Las muestras presentan una calidad óptima, con valores dentro de la zona verde y un puntaje Phred superior a 30. Del mismo modo, las muestras mostraron un promedio de calidad con un pico máximo en Phred 35.
```{r, echo=FALSE, out.width='45%', fig.align='center', fig.show='hold', fig.cap="Calidad de las secuencias en muestras SLE y controles"}
knitr::include_graphics("Presentaciones/figures/SLE_fastqc.png")
knitr::include_graphics("Presentaciones/figures/SLE_fastqc2.png")
```
Se identificaron varios picos en el %GC lo cual puede relacionarse con contaminacion en las muestras.
```{r, echo=FALSE, out.width='80%', fig.align='center', fig.cap="Variaciones en el porcentaje de %GC en las muestras"}
knitr::include_graphics("Presentaciones/figures/SLE_fastqc3.png")
```
Se identificaron secuencias duplicadas, posiblemente relacionadas con la presencia de dimeros de adaptadores.
```{r, echo=FALSE, out.width='45%', fig.align='center', fig.show='hold', fig.cap="Calidad de las secuencias en muestras SLE"}
knitr::include_graphics("Presentaciones/figures/SLE_fastqc4.png")
knitr::include_graphics("Presentaciones/figures/SLE_fastqc5.png")
```
## Conclusión
Los resultados del análisis de calidad muestran que los datos son adecuados para continuar con el procesamiento y análisis posterior.
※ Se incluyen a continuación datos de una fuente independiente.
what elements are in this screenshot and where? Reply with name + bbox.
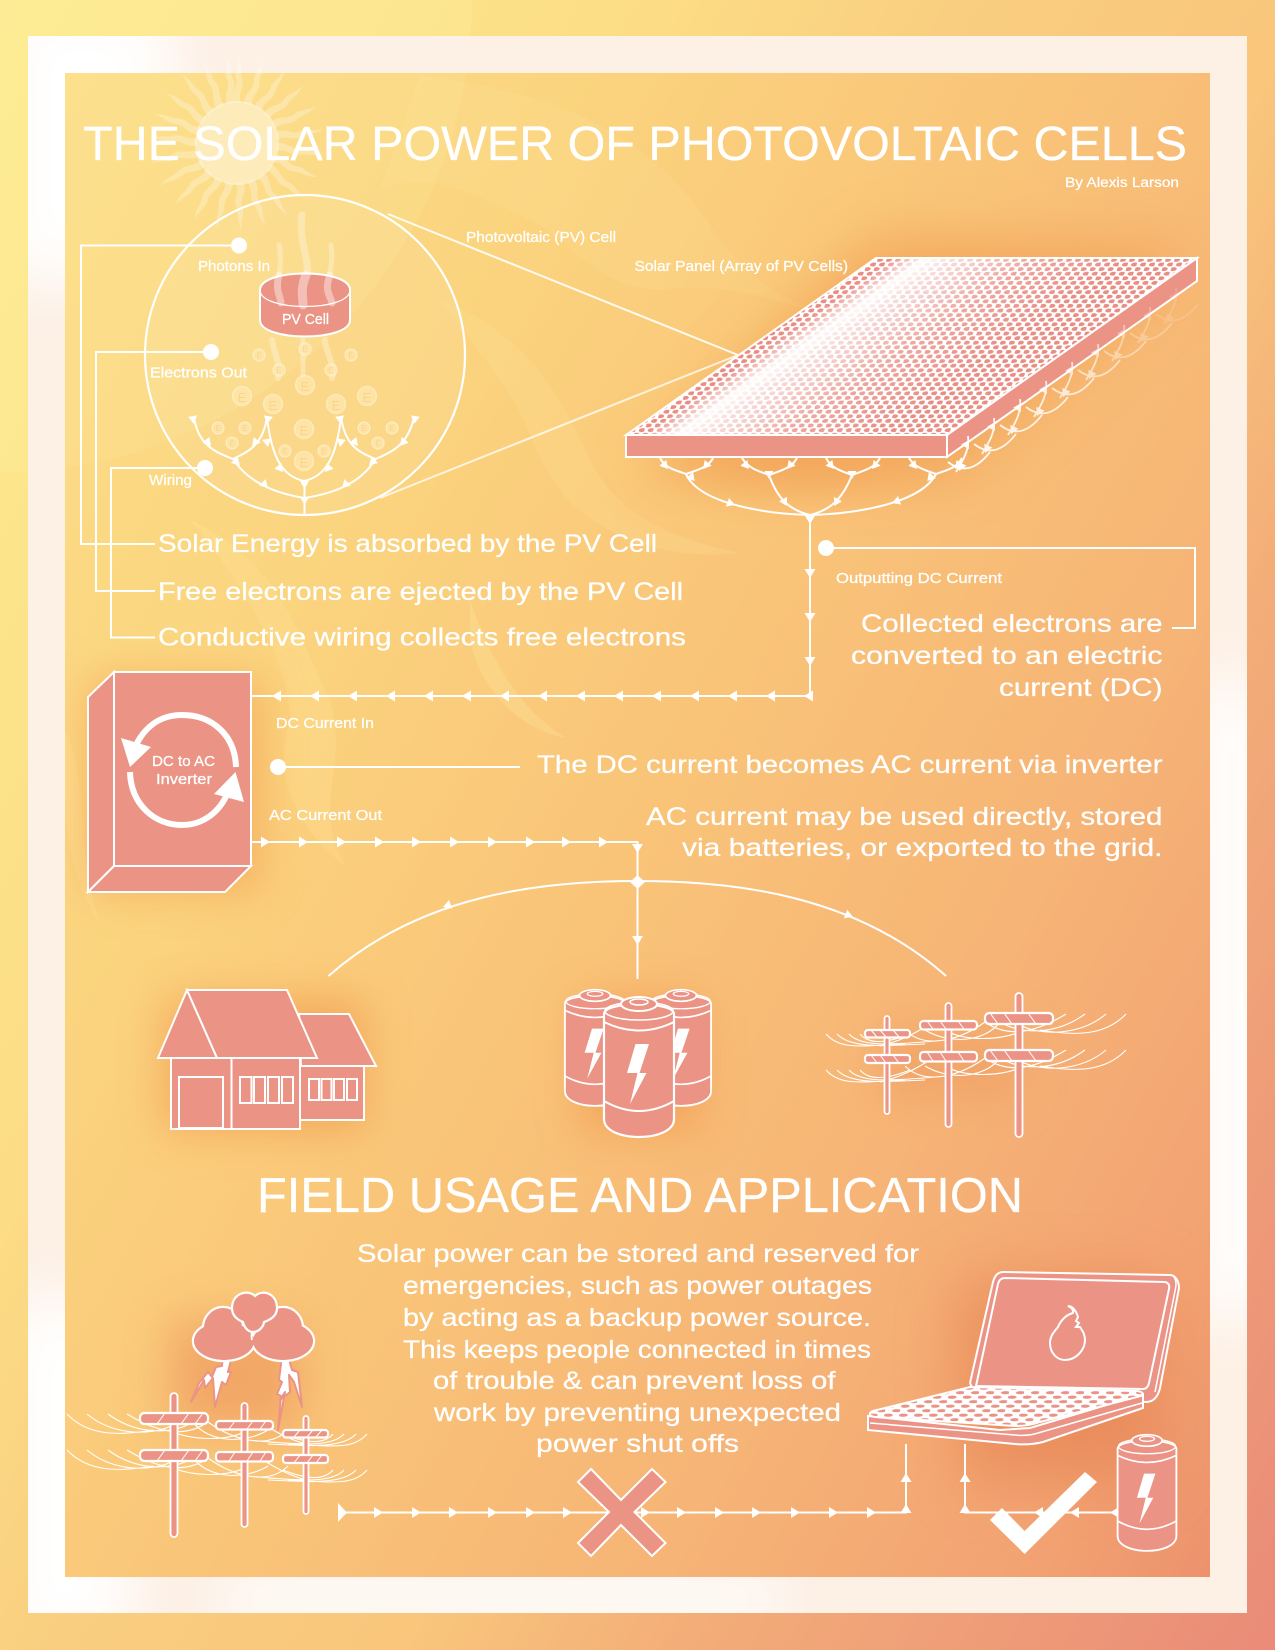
text: AC current uses: via batteries, or exported to the grid. (682, 834, 1162, 862)
icon: pear logo (1050, 1306, 1085, 1360)
text: AC current uses: AC current may be used directly, stored (646, 803, 1162, 831)
panel: photovoltaic cell magnified circle: E (242, 424, 248, 433)
text: collected electrons: Collected electrons are (861, 610, 1162, 638)
panel: photovoltaic cell magnified circle: E (361, 424, 367, 433)
inverter: DC to AC (152, 754, 215, 770)
panel: photovoltaic cell magnified circle: E (375, 439, 381, 448)
panel: photovoltaic cell magnified circle: E (321, 447, 327, 456)
icon: batteries (565, 990, 711, 1137)
text: field usage paragraph: power shut offs (536, 1430, 739, 1458)
solar panel (626, 258, 1197, 457)
byline: By Alexis Larson (1065, 175, 1179, 190)
flow line from X up to laptop (634, 1444, 912, 1518)
AC output line and distribution arc (251, 836, 946, 979)
heading: field usage: FIELD USAGE AND APPLICATION (257, 1169, 1023, 1223)
text: field usage paragraph: work by preventing unexpected (433, 1399, 841, 1427)
panel: photovoltaic cell magnified circle: E (300, 455, 309, 470)
label: solar panel: Solar Panel (Array of PV Cells) (634, 259, 848, 275)
text: collected electrons (851, 610, 1162, 702)
panel: photovoltaic cell magnified circle: E (282, 447, 288, 456)
callout: electrons out: Electrons Out (150, 366, 247, 382)
callout: photons in (81, 238, 270, 544)
callout: wiring (111, 460, 213, 638)
icon: sun (149, 55, 325, 231)
icon: PV cell cylinder: PV Cell (282, 312, 329, 328)
panel: photovoltaic cell magnified circle: E (229, 439, 235, 448)
icon: storm cloud and lightning (191, 1293, 314, 1430)
callout: wiring: Wiring (149, 473, 192, 489)
text: free electrons ejected: Free electrons are ejected by the PV Cell (158, 578, 683, 606)
wiring tree under panel and DC current line (251, 458, 964, 702)
icon: laptop (868, 1272, 1179, 1444)
label: AC current out: AC Current Out (269, 808, 382, 824)
callout: photons in: Photons In (198, 259, 270, 275)
callout: DC becomes AC: The DC current becomes AC current via inverter (537, 751, 1162, 779)
inverter (88, 672, 251, 892)
icon: X mark (578, 1469, 666, 1556)
text: field usage paragraph: This keeps people connected in times (403, 1336, 871, 1364)
wiring tree in circle (188, 415, 420, 514)
icon: house (158, 990, 376, 1129)
text: field usage paragraph (357, 1240, 919, 1458)
icon: conversion arrows (121, 715, 244, 825)
icon: power lines (826, 993, 1126, 1137)
label: DC current in: DC Current In (276, 716, 374, 732)
label: photovoltaic cell: Photovoltaic (PV) Cell (466, 230, 616, 246)
icon: storm damaged power lines (67, 1393, 367, 1537)
panel: photovoltaic cell magnified circle: E (363, 390, 372, 405)
electrons (212, 343, 398, 470)
callout: DC becomes AC (270, 751, 1162, 779)
icon: check mark (990, 1472, 1097, 1554)
text: field usage paragraph: of trouble & can prevent loss of (433, 1367, 836, 1395)
icon: PV cell cylinder (260, 274, 350, 336)
text: collected electrons: converted to an electric (851, 642, 1162, 670)
text: field usage paragraph: emergencies, such as power outages (403, 1272, 872, 1300)
panel: photovoltaic cell magnified circle: E (215, 424, 221, 433)
callout: outputting DC current: Outputting DC Current (836, 571, 1002, 587)
panel: photovoltaic cell magnified circle: E (256, 351, 262, 360)
flow line from battery up to laptop (960, 1444, 1119, 1518)
icon: photon waves (272, 215, 333, 378)
icon: backup battery (1118, 1435, 1176, 1551)
panel: photovoltaic cell magnified circle: E (302, 345, 308, 354)
text: collected electrons: current (DC) (999, 674, 1162, 702)
panel: photovoltaic cell magnified circle: E (269, 398, 278, 413)
panel: photovoltaic cell magnified circle (145, 195, 465, 515)
text: wiring collects: Conductive wiring collects free electrons (158, 624, 686, 652)
text: solar energy absorbed: Solar Energy is absorbed by the PV Cell (158, 530, 657, 558)
panel: photovoltaic cell magnified circle: E (348, 351, 354, 360)
text: field usage paragraph: by acting as a backup power source. (403, 1304, 871, 1332)
panel: photovoltaic cell magnified circle: E (328, 366, 334, 375)
panel: photovoltaic cell magnified circle: E (238, 390, 247, 405)
zoom lines from PV cell circle to panel (380, 214, 738, 498)
panel: photovoltaic cell magnified circle: E (332, 398, 341, 413)
panel: photovoltaic cell magnified circle: E (300, 423, 309, 438)
title: THE SOLAR POWER OF PHOTOVOLTAIC CELLS (83, 118, 1187, 171)
callout: electrons out (96, 344, 247, 591)
panel: photovoltaic cell magnified circle: E (276, 366, 282, 375)
panel: photovoltaic cell magnified circle: E (301, 379, 310, 394)
text: AC current uses (646, 803, 1162, 862)
callout: outputting DC current (818, 540, 1195, 628)
wiring under panel side (948, 288, 1198, 473)
panel: photovoltaic cell magnified circle: E (389, 424, 395, 433)
flow line to failed X (338, 1503, 610, 1522)
text: field usage paragraph: Solar power can be stored and reserved for (357, 1240, 919, 1268)
inverter: Inverter (156, 772, 212, 788)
Las secuencias tienen una buena calidad general, con valores de Phred superiores a 30 y un contenido de GC apropiado. Aunque se observa presencia de contaminación, esta será eliminada después del alineamiento. Solo es necesario eliminar las secuencias de rRNA y los adaptadores para optimizar la limpieza de los datos antes de proceder con el análisis final.